Le "Prési", ému aux larmes, a eu droit à son triomphe, porté mardi dernier sur les épaules des joueurs pour sa "der" à domicile, contre Gravelines. L'Elan a gagné (89-69), mais en vain, et échoue aux portes des play-offs (10e) après avoir été longtemps relégable. En 20 ans, Pau n'a raté que deux fois la phase finale, ces deux dernières années.

"Au cours de cette dernière saison difficile, j'ai eu peur de m'être embarqué dans la saison de trop", avoua récemment Seillant.

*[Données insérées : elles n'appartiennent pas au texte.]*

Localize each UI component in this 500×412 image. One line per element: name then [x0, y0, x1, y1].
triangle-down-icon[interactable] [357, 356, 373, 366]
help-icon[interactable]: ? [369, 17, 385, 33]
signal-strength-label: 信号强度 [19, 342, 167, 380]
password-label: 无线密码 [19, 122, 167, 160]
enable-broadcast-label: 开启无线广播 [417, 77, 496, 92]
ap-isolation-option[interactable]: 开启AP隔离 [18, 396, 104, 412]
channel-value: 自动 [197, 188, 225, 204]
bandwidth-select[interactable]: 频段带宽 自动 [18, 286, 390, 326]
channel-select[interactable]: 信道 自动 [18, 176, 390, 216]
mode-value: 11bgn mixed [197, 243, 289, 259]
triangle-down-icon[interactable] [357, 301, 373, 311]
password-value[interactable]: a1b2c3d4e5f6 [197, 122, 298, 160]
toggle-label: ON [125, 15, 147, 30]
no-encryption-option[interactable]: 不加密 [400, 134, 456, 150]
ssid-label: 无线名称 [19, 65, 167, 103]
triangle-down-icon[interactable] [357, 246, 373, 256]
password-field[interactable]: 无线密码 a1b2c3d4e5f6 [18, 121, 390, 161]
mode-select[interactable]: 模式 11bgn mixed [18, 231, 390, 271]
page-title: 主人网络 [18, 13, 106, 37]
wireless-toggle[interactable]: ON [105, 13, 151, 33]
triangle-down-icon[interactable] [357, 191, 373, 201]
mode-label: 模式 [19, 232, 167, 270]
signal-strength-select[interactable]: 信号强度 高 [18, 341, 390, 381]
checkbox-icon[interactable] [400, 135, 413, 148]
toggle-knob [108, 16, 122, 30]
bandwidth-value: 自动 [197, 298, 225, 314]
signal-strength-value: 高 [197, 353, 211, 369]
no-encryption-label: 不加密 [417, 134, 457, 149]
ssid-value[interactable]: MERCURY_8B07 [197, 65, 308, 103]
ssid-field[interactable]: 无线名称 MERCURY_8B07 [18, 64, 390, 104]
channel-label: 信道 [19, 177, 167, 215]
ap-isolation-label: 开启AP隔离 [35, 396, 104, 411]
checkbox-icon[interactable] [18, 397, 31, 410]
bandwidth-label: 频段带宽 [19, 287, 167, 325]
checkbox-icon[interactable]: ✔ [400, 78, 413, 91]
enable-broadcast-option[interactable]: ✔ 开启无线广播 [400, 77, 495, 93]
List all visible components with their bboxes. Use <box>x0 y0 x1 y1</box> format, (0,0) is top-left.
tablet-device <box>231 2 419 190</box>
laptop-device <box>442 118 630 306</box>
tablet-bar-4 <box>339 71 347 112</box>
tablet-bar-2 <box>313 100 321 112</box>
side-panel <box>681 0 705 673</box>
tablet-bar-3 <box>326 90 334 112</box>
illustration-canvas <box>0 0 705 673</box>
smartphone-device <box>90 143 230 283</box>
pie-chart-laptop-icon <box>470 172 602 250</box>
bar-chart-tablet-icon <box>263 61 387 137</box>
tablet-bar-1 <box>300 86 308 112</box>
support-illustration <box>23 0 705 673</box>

La distinction décernée début mai par l'Euroligue à 12 dirigeants, dont trois présidents de clubs seulement, pour leur contribution à 50 ans de basket européen, l'a peut-être rassuré sur sa place dans l'histoire de ce sport.

Neuf titres de champion de France, trois Trophées des As, deux Coupes de France, une Coupe d'Europe Korac, trois quarts de finale d'Euroligue: c'est le palmarès de l'Elan sous la direction de celui qui fut tour à tour secrétaire, président, directeur exécutif, directeur général du club, mais qui pour tous est "le Prési".

Pour ses partisans, il est un meneur d'hommes, un dirigeant de flair, comme en atteste son pari sur Bergeaud en 1997. Pour ses détracteurs, il est une personnalité parfois trop influente du basket, puisqu'il fut par ailleurs longtemps vice-président de la Ligue. Seillant symbolise un pan, une ère dorée peut-être révolue, de l'Elan comme du basket de club en France.

Du marché couvert de la Moutète à Orthez, qui servait de salle de match, au Palais des Sports de Pau, inauguré en 1991, Seillant a symbolisé le passage réussi du local au global, le mariage de l'identitaire au professionnel. Même si l'écart grandit à mesure que le basket change.

Plus d'une fois, Seillant a évoqué sa crainte de vaches maigres à venir pour des clubs français sous-armés et condamnés à une "mission impossible" dans l'élite européenne. Il craint en particulier pour l'Elan, confronté à la gourmandise accrue du rugby professionnel dans le Sud-Ouest.

Pour l'heure, l'avenir s'appelle Claude Bergeaud, sa synthèse d'ambition et de foi en la veine locale, "le seul capable de poursuivre l'oeuvre entreprise depuis tant d'années", résume Seillant. Même si demeurent de fortes inconnues, comme le degré de soutien de la nouvelle municipalité (PS) de Pau, ou le choix entre maintien en Société d'économie mixte et passage en Société anonyme à objet sportif.

Seillant, puis Bergeaud, doivent rencontrer prochainement la maire Martine Lignères-Cassou, dont l'adjoint aux Sports n'est autre que Frédéric Fauthoux, ancien meneur et capitaine de l'Elan. Seillant ira ensuite présenter le prochain budget prévisionnel à la Ligue.

"Mais il sera un peu virtuel en attendant la position de nos partenaires", précise-t-il, tandis que du côté de Bergeaud une inquiétude point: "Une saison ne se construit pas au dernier moment..." Un budget (en baisse probable par rapport aux 4,2 M EUR actuels), un encadrement (l'entraîneur Laurent Mopsus n'est pas fixé), une équipe incertains: le "prési" n'a pas encore bouclé sa dernière mission.